My voice is low and even and she wasn’t expecting it.

“I didn’t,” she says and her voice croaks and she swallows instead of finishing.

“You did,” I tell her as my anger raises, since she’s smart enough to know better. I won’t let her lie to me.

“I didn’t mean to,” she says as she stares back at me with contempt. “I didn’t mean to, Nathan,” she repeats and tries to calm herself down. She’s a whirlwind of emotion, chaotic and unsure of herself. That’s the Hally I know.

“I know you didn’t,” I tell her easily and it snaps her out of wherever she was in her head. I want to admonish her, tell her what she should have done and how she’s better than that, but it’s not what she needs. Not right now as her eyes get glossy with tears.

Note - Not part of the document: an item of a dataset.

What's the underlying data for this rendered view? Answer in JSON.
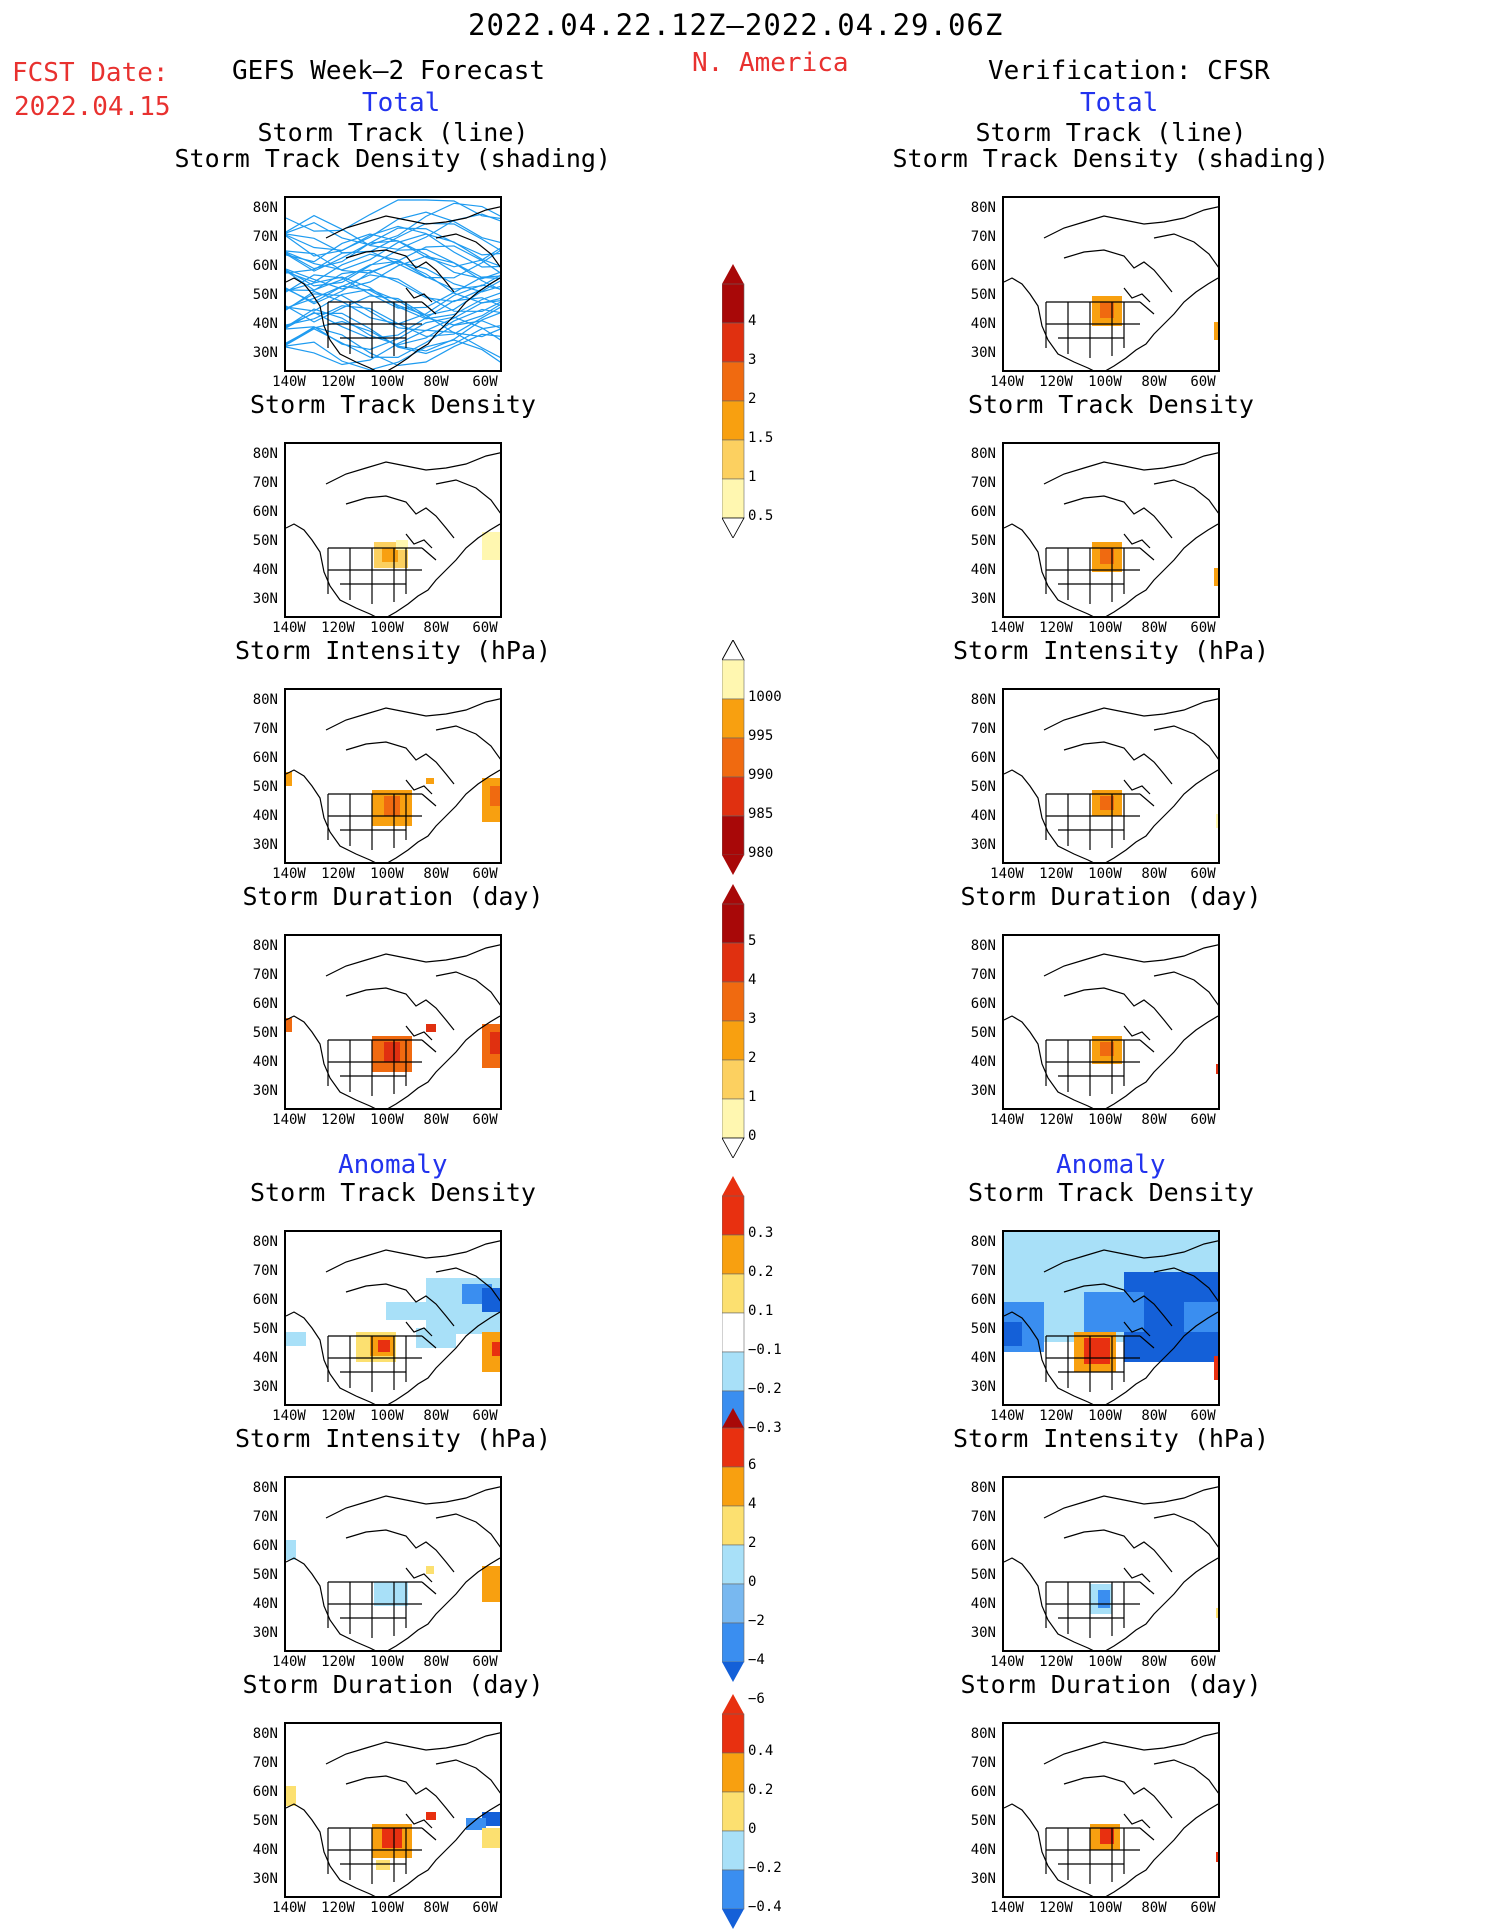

I don’t hesitate, I wrap my arms around her small body and pull her into me. Her fight is gone, and it’s my fault.

It’s all my fault.

“I’m sorry,” she whispers and then slowly, ever so slowly, wraps her hands around my waist and rests her head against my chest. Why does it feel so good to hold her close and know that my touch can soothe her?

It’s not fair. We’re set up to fail.

“Forgive me?” she asks weakly, and I can’t take it. I’m the one who needs to be forgiven. I reach up and brush my fingers along her throat before cupping her chin in my hand.

My thumb brushes along her bottom lip as I let the words fade in the space between us. I’m the one who needs to be forgiven. For everything.